Sunday 4 December 2011

87) Free Jump

    You double check your suit, clips and locks, pressures and dials. Everything’s set. Then you look out the door of the shuttle and it’s sublime. The Earth is huge, and though you have watched the training video the size and brightness of the Earth hits you with a religious weight and you have to look way for a breath, away from the unblinking eye of the Goddess.
    Your instructor pats you on the shoulder and you hear him over the radio, “What a sight, eh?”
    You reply, still a little in awe, “Yeah, wow. I never knew it was that big.”
    He just laughs and says, “Ten seconds, you ready to go?”
    You say, “Yeah yeah yeah!” And give him two big thumbs up and look back out the cargo door. It’s still the Earth, huge and bright and sacred, but that initial embarrassment is gone and you can make out North America from under the cloud cover. Your bowels loosen up a bit as you contemplate the size of the jump you’re about to do. You’re 110 Kilometers up in the Thermosphere.
    A count-down pops up on your visor, “8,7,6…”
    You grab the sides of the door and lean all the way back like your were taught. The count down blinks red “3,2,1…” and you jump.
    Nothing changes in front of you, the Earth is still the same size. But bringing up your rear view the shuttle shrinks down to nothing quickly. After years of sky diving you kind of miss the rush of air even though you know up here your ears burst if they were exposed.
    Slowly the Earth begins to grow until all you can see is green and white and brown. It’s a long twenty minute ride until your chute will open.
    Random thoughts flitter through your mind. You wonder how your kids are doing, what’s for dinner, what you’re going to get your mistress for her upcoming birthday.
    The altimeter flashes for a second as you pass 90Km. Then the suit’s automatic systems kick in, your joints lock, the blast shield comes up on your visor and the video camera kicks in and even though its all fire you can make out some land masses.
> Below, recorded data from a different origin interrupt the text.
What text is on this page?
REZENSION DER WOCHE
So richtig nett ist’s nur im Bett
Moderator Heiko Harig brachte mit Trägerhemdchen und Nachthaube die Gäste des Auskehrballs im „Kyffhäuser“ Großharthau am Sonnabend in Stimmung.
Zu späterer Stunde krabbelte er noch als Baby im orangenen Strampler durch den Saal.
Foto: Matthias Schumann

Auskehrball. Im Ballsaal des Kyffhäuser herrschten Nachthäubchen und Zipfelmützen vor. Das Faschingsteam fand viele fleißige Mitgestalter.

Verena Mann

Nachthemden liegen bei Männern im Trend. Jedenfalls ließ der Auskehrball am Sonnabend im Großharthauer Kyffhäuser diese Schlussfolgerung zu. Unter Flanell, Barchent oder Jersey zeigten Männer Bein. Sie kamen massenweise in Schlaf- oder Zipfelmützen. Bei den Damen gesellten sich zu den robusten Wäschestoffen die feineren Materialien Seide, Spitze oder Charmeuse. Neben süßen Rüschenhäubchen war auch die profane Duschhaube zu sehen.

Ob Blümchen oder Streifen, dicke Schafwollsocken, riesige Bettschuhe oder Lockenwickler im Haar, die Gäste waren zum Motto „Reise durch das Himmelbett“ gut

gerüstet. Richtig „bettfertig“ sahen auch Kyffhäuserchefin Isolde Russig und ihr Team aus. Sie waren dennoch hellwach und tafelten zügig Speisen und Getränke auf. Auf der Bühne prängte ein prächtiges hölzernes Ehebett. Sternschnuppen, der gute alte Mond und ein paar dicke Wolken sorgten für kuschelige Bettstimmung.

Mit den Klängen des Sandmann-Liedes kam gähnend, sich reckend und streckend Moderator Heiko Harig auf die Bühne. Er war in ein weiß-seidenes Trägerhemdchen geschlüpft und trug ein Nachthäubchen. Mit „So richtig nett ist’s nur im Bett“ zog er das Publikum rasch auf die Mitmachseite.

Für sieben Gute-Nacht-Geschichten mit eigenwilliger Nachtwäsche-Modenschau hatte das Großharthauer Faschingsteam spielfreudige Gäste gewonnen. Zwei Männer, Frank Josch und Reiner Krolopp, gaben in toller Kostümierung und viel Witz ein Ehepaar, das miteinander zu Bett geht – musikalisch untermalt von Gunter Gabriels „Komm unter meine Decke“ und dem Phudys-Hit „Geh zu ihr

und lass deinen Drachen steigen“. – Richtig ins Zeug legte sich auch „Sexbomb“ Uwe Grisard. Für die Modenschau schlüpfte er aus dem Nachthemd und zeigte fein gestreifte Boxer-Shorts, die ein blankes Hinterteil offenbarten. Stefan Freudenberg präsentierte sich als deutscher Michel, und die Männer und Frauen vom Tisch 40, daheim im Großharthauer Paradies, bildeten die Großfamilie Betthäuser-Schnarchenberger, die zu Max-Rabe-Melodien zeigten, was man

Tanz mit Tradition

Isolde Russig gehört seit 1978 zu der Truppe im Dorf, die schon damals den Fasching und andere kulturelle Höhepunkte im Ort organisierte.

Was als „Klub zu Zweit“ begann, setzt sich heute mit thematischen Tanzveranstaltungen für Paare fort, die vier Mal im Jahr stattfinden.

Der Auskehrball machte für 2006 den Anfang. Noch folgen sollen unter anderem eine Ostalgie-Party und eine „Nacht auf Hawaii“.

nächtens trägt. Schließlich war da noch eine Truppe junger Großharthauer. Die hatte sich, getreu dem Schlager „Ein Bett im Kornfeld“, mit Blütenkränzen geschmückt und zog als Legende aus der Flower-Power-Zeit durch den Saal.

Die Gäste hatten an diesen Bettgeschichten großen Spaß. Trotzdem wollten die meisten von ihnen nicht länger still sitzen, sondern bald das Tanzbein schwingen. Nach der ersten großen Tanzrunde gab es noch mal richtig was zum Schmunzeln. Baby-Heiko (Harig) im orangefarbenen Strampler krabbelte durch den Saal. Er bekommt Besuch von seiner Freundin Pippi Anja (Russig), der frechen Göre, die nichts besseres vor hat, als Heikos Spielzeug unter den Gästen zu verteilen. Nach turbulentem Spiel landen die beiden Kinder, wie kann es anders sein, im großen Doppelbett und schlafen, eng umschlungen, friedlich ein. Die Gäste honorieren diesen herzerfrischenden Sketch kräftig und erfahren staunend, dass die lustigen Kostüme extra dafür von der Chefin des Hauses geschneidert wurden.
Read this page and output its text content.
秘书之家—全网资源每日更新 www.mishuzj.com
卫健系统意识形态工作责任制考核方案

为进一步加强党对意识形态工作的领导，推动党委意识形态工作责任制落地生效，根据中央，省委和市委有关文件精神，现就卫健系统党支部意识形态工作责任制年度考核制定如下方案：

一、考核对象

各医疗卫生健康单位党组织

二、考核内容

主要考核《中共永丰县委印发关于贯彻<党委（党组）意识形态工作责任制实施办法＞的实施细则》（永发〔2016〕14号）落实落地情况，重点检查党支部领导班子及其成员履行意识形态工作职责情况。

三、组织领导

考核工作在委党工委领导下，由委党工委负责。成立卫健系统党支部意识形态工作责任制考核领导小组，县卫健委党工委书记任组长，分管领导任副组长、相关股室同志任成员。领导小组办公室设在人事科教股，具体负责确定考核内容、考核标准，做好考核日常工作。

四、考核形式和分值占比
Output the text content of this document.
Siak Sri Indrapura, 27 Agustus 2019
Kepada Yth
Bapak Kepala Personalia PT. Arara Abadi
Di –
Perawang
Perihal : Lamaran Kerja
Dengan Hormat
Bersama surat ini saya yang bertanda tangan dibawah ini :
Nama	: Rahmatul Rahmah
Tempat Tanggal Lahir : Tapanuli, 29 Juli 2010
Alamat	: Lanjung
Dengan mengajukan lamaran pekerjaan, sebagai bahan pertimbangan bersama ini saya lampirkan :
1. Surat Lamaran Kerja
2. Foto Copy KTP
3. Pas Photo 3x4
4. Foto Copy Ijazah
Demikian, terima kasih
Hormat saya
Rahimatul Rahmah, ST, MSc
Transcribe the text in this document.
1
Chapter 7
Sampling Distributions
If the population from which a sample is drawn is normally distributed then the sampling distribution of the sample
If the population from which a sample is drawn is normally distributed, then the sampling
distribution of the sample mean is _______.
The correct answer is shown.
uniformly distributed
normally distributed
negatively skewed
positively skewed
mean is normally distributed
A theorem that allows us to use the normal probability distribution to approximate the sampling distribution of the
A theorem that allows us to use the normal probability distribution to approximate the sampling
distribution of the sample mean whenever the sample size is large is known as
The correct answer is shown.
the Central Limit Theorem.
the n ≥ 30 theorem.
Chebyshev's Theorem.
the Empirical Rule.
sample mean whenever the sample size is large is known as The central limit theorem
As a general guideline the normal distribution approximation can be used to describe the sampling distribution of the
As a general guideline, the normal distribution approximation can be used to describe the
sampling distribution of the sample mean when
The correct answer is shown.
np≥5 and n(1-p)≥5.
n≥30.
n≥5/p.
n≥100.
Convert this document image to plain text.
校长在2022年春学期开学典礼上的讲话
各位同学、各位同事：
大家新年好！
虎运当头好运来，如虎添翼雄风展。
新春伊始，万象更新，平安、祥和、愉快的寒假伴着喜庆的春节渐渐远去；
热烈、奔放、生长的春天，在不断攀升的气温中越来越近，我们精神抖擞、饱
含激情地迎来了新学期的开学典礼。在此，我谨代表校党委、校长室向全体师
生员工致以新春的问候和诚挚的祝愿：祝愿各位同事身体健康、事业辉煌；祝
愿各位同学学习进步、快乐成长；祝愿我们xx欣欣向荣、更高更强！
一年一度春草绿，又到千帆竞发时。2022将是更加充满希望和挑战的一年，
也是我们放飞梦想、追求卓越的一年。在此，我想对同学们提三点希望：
    The rumbling of the atmosphere is rough enough to make your normal cast iron stomach lurch. Before you can control yourself you feel acid crawling up your throat and kick yourself for not taking your instructor’s advice and going without breakfast, but that ham and cheese croissant and peppermint mocha were so tasty. There’s nothing to do about it and the worst thing that can happen happens, you throw up in your suit mid drop. It stinks and the smell stings your eyes.
    You miss your cue, three soft beeps, to override the suit and fly through the air doing stunts and generally enjoying your self, which is why you took the trip in the first place. Then the suit goes into dead locked emergency backup mode to make sure you get to the ground safely in another fifteen minutes.
    ‘Well, that’s fifty grand down the tube’ you think to yourself, chagrined.